In this work, we propose a trajectory generation method for robotic systems with contact kinematics and force constraints based on optimal control and reachability analysis tools. Normally, the dynamics and constraints of a contact-constrained robot are nonlinear and coupled to each other. Instead of linearizing the model and constraints, we solve the optimal control problem directly to obtain feasible state trajectories and their corresponding control inputs. A tractable optimal control problem is formulated and subsequently addressed by dual approaches, which rely on sampling-based dynamic programming and rigorous reachability analysis tools. In particular, a sampling-based method together with a Partially Observable Markov Decision Process solution approach are used to break down the end-to-end trajectory generation problem by generating a sequence of subregions that the system’s trajectory will have to pass through to reach its final destination. The distinctive characteristic of the proposed trajectory optimization algorithm is its ability to handle the intricate contact constraints, coupled with the system dynamics, in a computationally efficient way. We validate our method using extensive numerical simulations with two legged robots.

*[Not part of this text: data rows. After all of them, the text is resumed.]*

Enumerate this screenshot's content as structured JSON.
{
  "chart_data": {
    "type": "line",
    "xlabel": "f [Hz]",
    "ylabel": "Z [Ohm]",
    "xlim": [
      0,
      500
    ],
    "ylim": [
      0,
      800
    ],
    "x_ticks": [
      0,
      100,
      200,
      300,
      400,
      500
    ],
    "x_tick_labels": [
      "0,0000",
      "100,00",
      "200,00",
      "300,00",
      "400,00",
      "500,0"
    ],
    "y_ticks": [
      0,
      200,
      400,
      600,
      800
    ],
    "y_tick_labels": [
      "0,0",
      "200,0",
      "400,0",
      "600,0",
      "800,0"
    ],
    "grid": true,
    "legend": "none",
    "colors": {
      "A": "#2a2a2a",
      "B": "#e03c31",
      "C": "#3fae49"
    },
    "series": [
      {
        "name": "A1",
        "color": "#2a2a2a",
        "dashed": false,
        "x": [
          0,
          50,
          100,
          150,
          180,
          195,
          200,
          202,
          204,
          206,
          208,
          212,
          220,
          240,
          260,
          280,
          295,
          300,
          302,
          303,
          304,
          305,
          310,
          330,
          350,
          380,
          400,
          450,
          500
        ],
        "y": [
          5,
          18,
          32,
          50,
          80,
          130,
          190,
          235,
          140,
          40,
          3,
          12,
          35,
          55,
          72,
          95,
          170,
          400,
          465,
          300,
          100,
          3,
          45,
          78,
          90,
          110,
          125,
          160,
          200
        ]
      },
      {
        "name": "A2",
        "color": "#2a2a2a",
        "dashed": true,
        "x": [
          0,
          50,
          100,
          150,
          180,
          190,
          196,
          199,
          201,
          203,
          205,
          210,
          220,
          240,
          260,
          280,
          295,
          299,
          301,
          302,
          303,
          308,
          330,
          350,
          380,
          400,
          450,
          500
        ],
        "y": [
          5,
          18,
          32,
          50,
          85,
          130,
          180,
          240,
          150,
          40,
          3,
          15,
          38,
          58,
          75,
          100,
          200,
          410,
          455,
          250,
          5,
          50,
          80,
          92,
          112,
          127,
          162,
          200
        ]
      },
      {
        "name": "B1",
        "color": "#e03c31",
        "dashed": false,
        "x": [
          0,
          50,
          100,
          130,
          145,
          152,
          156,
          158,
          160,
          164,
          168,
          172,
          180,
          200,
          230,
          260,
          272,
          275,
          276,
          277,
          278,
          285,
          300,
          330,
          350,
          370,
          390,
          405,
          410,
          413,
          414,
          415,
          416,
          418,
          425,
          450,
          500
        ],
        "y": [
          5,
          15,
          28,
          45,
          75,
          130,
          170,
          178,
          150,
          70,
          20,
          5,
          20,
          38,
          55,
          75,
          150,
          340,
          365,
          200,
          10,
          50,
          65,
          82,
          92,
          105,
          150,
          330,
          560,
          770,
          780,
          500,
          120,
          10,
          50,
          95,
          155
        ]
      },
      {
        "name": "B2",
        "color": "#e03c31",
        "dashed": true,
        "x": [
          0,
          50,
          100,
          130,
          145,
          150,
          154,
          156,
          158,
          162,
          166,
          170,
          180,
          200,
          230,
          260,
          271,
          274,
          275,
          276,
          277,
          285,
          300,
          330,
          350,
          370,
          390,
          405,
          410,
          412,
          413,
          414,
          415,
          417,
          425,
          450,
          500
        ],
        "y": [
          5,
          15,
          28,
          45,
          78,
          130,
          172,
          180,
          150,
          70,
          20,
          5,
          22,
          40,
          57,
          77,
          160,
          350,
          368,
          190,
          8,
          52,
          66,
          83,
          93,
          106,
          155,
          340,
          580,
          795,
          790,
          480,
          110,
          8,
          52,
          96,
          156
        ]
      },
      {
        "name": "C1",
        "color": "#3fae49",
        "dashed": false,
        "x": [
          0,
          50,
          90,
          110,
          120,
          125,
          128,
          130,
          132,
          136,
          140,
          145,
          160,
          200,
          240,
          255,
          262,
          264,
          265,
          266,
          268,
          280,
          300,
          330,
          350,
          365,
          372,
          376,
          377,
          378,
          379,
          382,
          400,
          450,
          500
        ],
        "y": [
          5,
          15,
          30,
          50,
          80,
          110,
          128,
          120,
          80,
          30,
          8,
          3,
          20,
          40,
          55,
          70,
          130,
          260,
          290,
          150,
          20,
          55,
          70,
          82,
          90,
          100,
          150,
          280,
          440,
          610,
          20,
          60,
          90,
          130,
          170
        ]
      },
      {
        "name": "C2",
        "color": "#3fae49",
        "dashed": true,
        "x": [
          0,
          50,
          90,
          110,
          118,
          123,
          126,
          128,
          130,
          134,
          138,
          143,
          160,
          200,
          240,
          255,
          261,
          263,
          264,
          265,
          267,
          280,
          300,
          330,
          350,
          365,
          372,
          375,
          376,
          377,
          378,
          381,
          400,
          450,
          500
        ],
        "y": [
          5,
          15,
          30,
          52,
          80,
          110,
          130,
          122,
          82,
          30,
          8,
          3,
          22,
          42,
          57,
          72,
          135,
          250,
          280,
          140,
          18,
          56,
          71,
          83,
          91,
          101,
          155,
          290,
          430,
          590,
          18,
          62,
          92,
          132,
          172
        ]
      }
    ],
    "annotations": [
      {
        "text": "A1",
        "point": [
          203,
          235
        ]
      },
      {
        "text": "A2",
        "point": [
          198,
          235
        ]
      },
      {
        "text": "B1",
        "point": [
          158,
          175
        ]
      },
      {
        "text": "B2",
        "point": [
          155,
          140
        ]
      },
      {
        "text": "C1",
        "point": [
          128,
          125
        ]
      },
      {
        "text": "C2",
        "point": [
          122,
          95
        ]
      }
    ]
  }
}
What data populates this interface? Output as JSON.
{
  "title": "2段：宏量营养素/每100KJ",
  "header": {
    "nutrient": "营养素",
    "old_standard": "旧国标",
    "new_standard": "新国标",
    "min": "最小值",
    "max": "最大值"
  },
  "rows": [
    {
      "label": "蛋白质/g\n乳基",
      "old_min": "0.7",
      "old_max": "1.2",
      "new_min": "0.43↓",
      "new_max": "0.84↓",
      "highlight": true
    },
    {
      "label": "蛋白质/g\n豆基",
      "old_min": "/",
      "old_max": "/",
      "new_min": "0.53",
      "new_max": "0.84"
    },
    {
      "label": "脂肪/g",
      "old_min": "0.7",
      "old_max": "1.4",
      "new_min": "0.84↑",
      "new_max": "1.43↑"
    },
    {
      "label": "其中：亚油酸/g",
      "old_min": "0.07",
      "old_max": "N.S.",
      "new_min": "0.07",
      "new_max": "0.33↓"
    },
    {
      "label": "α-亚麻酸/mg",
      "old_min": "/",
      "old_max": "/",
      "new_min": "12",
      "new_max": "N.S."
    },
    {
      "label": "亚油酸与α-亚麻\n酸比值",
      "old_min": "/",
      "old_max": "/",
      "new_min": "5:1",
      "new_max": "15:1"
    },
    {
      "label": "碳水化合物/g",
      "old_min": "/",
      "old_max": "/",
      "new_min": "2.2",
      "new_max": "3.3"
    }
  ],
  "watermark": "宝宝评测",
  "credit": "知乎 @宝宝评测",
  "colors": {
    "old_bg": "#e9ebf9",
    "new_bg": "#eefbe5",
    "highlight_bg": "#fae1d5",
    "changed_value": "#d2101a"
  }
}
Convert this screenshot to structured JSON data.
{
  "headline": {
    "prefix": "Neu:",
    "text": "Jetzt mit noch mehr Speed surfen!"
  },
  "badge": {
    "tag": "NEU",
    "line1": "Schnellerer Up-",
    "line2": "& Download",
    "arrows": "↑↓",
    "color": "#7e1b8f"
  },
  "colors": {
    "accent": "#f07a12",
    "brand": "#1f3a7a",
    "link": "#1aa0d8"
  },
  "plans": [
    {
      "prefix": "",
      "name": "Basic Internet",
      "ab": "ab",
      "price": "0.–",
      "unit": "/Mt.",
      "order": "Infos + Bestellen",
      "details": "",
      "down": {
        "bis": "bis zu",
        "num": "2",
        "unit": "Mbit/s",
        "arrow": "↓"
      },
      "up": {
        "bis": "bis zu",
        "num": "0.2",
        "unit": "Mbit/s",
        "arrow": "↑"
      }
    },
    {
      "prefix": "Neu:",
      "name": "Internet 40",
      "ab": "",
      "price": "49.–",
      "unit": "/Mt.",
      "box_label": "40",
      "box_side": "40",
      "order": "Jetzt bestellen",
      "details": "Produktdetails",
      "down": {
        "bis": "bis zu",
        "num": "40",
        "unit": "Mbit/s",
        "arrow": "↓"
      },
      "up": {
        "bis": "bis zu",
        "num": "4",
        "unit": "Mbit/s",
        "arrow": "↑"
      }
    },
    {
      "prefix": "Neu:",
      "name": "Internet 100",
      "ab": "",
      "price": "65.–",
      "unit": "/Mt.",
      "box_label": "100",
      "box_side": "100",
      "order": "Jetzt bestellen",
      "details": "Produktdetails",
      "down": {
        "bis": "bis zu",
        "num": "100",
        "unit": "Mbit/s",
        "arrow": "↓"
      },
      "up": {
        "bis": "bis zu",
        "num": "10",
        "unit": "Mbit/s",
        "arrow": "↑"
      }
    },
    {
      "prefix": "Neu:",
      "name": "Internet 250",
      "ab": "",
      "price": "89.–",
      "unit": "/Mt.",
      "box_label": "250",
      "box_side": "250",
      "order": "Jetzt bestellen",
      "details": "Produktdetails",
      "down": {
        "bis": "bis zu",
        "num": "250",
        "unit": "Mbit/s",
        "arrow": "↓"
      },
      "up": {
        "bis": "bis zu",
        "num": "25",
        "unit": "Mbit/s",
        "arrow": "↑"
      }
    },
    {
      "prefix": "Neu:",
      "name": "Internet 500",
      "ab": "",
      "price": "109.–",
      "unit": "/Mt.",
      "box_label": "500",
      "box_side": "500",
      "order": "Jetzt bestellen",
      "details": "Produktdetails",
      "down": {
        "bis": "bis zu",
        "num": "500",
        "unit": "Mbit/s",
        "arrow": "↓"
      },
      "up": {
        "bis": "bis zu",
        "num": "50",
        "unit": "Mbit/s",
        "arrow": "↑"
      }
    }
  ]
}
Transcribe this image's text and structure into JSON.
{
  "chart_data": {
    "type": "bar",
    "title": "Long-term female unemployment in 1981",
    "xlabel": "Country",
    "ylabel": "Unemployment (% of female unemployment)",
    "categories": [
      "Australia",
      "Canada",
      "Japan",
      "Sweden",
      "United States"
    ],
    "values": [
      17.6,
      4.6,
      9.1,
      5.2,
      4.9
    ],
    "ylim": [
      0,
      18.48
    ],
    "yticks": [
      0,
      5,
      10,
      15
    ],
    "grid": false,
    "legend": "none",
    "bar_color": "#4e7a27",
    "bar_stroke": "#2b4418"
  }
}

在这项工作中，我们提出了一种基于最优控制和可达性分析工具的具有接触运动学和力约束的机器人系统轨迹生成方法。通常，接触受限机器人的动力学和约束是非线性的，并且相互耦合。我们无需线性化模型和约束，而是直接解决最优控制问题，以获得可行的状态轨迹及其相应的控制输入。提出了一个易于处理的最优控制问题，并随后通过双重方法解决，该方法依赖于基于采样的动态规划和严格的可达性分析工具。特别是，基于采样的方法与部分可观察的马尔可夫决策过程解决方案方法一起使用，通过生成系统轨迹必须到达其最终目的地的一系列子区域来解决端到端轨迹生成问题。所提出的轨迹优化算法的显着特征是其以计算有效的方式处理复杂的接触约束以及系统动力学的能力。我们使用带有两个腿的机器人的大量数值模拟来验证我们的方法。以高效的计算方式与系统动力学相结合。我们使用带有两个腿的机器人的大量数值模拟来验证我们的方法。以高效的计算方式与系统动力学相结合。我们使用带有两个腿的机器人的大量数值模拟来验证我们的方法。